Now it is hard to talk to people if you are quite a shy person; hell I’m not shy at all and even I struggle sometimes. First off, I leave the people who are chatting in a small group. If there are two or three of them, chances are they’re mates or colleagues who came together and probably aren’t that fussed about a random person butting in. So that leaves you with two options; loners or the PR’s. Both are great to chat to. the people on their own won’t mind talking and you have a vast amount of topics without having to try and get to know everyone: the event, their job, what they do in said job, whether they travelled far. Otherwise the PR’s: you can ask them about the event, they may even bring over the companies and bingo, they know your face. I've met some great people who have landed me jobs or extra events by this.
Always have an out
In case you get there and you aren’t feeling it or it’s just not that exciting, always have another 'event' you have to get to, or that you have to go back to the office as you only slipped out to pop in. It then means if you want to leave after 20 minutes, you don’t look like you just came for the canapés and champagne.

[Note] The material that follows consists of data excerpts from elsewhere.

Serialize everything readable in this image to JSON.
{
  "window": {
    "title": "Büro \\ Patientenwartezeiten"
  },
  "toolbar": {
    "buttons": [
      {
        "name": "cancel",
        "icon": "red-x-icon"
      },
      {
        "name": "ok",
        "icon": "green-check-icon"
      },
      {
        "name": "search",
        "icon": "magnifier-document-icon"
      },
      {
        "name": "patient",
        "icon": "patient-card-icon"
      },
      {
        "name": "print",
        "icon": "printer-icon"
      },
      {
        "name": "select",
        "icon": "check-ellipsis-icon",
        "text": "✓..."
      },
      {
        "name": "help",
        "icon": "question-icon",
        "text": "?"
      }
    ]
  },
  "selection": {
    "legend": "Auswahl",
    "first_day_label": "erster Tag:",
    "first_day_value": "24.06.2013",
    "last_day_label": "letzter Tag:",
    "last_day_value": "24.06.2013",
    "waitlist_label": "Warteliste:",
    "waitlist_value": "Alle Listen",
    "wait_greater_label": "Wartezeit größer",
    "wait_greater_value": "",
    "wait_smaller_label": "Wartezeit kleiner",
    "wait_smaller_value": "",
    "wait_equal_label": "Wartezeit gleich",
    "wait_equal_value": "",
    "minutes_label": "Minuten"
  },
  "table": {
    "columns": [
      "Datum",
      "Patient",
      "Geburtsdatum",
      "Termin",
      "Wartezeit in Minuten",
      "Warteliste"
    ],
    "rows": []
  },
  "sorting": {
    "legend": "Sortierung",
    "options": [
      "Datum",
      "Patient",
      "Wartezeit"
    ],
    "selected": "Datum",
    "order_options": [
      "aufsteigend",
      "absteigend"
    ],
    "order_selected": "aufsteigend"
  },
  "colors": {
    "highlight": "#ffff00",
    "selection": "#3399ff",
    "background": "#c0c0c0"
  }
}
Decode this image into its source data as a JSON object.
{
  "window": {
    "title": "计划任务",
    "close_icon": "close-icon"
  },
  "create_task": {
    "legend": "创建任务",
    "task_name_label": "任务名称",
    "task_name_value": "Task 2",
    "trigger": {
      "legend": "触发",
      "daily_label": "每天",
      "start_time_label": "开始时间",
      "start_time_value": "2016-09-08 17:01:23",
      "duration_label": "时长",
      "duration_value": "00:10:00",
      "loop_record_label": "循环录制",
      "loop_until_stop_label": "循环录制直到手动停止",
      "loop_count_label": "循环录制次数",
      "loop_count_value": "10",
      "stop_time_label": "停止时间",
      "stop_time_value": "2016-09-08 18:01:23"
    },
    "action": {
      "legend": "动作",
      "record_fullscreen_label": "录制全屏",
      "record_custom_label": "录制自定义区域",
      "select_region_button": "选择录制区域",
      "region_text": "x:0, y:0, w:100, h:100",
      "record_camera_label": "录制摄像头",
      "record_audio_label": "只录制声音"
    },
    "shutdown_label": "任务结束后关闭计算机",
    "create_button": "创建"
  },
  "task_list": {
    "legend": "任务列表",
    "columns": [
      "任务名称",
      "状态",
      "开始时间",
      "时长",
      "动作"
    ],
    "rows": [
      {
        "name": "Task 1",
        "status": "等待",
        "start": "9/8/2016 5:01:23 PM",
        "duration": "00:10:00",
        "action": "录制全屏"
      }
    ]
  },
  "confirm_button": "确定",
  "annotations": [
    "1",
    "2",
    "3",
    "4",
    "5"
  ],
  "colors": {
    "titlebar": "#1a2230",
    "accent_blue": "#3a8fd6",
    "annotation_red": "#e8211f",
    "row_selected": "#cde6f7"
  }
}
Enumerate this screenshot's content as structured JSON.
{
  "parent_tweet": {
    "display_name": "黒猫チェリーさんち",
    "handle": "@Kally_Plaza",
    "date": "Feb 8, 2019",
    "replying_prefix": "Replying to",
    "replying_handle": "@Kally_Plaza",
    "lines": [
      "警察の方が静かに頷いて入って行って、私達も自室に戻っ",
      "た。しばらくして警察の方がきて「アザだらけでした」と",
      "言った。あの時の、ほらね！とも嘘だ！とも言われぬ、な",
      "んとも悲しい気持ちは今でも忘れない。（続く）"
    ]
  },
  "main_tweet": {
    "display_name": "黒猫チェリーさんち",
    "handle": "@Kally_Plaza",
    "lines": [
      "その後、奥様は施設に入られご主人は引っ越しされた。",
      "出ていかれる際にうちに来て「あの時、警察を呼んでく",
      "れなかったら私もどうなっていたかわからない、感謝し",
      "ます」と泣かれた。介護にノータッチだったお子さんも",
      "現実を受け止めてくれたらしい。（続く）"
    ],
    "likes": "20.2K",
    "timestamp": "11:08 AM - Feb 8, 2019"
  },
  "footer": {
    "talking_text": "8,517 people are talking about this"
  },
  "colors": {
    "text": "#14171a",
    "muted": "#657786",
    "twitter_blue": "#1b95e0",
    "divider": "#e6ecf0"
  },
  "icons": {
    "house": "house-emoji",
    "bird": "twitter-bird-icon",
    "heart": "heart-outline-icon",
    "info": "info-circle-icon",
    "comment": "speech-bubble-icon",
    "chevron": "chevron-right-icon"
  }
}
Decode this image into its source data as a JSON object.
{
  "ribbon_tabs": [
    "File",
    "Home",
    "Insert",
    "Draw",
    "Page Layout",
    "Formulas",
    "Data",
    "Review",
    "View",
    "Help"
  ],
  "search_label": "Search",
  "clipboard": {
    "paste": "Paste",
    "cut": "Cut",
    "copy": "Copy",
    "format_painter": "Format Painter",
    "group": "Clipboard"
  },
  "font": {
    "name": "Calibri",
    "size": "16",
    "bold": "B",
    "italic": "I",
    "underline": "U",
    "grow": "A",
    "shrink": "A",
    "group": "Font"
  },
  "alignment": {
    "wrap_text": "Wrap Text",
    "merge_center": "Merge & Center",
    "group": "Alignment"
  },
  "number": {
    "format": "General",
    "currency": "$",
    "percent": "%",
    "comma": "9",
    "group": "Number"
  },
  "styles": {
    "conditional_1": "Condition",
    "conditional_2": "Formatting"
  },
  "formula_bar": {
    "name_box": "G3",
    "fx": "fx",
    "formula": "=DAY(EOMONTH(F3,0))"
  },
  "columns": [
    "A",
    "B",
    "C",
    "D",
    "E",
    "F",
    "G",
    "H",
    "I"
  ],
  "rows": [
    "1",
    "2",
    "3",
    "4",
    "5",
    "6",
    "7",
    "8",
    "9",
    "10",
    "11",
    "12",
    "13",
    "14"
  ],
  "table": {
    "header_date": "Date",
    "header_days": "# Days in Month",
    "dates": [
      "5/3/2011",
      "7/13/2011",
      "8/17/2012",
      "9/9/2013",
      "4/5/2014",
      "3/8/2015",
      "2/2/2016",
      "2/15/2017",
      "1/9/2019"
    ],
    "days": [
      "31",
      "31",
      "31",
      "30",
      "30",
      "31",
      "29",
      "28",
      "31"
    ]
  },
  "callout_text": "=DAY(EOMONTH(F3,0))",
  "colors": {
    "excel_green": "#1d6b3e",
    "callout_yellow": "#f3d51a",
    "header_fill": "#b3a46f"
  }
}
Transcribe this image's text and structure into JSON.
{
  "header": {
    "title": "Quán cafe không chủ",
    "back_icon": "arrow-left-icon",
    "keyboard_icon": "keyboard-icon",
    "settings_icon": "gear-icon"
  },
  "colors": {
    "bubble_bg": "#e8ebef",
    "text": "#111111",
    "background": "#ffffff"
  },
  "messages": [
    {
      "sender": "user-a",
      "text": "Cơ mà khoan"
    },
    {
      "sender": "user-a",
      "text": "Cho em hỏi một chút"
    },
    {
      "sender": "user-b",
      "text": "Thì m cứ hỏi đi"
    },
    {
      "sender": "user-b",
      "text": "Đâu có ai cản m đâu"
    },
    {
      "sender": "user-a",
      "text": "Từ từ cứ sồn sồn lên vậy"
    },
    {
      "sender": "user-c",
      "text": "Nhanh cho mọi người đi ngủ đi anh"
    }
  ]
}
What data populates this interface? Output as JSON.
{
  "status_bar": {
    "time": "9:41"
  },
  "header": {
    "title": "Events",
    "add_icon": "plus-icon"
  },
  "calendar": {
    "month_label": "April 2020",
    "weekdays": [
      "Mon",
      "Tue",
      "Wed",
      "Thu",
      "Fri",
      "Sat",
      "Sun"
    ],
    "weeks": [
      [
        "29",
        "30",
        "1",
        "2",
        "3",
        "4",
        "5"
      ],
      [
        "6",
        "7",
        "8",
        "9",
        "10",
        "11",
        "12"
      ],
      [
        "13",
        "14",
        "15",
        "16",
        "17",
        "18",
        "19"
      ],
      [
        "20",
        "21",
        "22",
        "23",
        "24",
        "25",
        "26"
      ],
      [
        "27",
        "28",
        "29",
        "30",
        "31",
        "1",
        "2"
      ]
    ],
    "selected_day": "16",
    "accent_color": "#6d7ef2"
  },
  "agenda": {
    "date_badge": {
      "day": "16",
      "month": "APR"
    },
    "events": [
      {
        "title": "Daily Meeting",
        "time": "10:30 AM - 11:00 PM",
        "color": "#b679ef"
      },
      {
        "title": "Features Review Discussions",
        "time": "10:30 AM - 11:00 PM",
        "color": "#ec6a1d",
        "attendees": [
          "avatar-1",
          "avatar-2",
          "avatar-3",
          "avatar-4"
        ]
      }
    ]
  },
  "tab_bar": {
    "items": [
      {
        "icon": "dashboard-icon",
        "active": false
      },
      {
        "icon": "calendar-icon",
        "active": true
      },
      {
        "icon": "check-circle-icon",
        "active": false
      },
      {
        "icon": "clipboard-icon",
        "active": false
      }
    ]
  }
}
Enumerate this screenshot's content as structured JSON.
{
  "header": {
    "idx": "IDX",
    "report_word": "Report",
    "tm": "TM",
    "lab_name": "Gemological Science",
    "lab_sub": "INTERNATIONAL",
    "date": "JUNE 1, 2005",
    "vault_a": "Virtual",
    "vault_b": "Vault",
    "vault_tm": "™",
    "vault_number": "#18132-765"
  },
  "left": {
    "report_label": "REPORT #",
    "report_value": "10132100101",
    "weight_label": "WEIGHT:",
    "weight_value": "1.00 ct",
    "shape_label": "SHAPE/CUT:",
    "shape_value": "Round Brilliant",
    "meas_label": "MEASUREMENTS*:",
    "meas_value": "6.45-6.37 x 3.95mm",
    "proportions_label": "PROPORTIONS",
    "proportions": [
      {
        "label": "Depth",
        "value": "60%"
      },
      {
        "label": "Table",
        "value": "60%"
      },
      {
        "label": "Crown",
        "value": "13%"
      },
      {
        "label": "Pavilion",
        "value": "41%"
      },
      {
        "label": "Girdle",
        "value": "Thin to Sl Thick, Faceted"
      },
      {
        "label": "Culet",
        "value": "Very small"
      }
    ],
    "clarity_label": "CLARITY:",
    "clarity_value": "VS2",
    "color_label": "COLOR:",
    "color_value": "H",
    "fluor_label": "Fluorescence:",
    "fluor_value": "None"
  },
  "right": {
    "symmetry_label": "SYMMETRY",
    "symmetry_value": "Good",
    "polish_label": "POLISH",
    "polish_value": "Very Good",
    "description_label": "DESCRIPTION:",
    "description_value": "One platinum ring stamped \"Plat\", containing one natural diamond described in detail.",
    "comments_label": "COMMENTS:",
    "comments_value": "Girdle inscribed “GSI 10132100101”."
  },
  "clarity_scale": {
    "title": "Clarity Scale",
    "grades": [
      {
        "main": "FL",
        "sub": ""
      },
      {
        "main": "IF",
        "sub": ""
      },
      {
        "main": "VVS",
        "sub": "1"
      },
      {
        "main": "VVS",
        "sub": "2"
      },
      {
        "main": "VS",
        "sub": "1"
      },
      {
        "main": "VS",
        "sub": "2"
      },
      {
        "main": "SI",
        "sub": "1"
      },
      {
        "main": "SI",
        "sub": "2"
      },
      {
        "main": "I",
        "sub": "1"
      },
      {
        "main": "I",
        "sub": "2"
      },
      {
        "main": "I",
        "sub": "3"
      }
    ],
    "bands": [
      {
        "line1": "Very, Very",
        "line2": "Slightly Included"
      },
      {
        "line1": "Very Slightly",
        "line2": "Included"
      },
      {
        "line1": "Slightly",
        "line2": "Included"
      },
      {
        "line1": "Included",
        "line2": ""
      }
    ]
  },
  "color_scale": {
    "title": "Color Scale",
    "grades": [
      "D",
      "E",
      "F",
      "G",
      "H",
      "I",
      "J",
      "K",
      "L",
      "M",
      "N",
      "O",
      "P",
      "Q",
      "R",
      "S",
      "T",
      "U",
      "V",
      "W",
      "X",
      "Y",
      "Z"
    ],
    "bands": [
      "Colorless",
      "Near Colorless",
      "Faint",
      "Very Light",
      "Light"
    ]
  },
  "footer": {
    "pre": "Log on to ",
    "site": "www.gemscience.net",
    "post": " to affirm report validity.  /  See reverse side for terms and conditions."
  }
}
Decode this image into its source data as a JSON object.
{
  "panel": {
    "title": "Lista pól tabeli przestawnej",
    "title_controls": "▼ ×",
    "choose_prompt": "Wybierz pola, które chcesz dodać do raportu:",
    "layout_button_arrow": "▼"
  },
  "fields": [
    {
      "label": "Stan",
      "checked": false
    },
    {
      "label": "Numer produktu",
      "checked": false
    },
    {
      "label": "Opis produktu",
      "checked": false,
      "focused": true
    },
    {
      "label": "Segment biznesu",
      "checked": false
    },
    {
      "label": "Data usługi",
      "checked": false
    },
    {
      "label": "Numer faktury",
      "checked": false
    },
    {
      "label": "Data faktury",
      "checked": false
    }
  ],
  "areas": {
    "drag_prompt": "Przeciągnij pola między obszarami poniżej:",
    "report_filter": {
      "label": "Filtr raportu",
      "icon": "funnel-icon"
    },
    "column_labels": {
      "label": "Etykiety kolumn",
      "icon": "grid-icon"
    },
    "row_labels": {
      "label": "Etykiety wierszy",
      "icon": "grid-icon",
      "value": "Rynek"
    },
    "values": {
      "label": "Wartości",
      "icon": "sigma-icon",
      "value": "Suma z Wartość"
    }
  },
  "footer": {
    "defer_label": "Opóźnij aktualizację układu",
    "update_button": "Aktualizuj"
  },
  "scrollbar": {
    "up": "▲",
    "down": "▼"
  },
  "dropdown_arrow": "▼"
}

Try and stay off your phone
I don't always abide by this one, as it can be hard when you can't see anyone with an in and you don't want to look like you're lost. Of course, it's okay to be on it a bit to tweet, check what's happening or just so you look busy. But if you're spending the majority on it, you won't be mingling so what's the point of being there?
Have a business card
I’m forever forgetting and forever regretting. Get something sharp and sleek that you can pop out and give to them, because it shows you actually care about your profession and an easy way for them to get hold of you. I’d recommend Moo.com, as they have great templates and they come out in great colour and precision. Add your name, number, website and whatever social media you use alongside it or even better, if your work give them to you, just write on your personal website and bingo! Next time they need you, they'll know where to find you.
It's always hard to go and talk and this time last year I'd barely been to any events. Now, I can say that I know a ridiculous amount of lovely bloggers who I keep bumping into, PR's that I've had long e-mail chats to and journalists from loads of publications. Keep at it and eventually, you'll get there!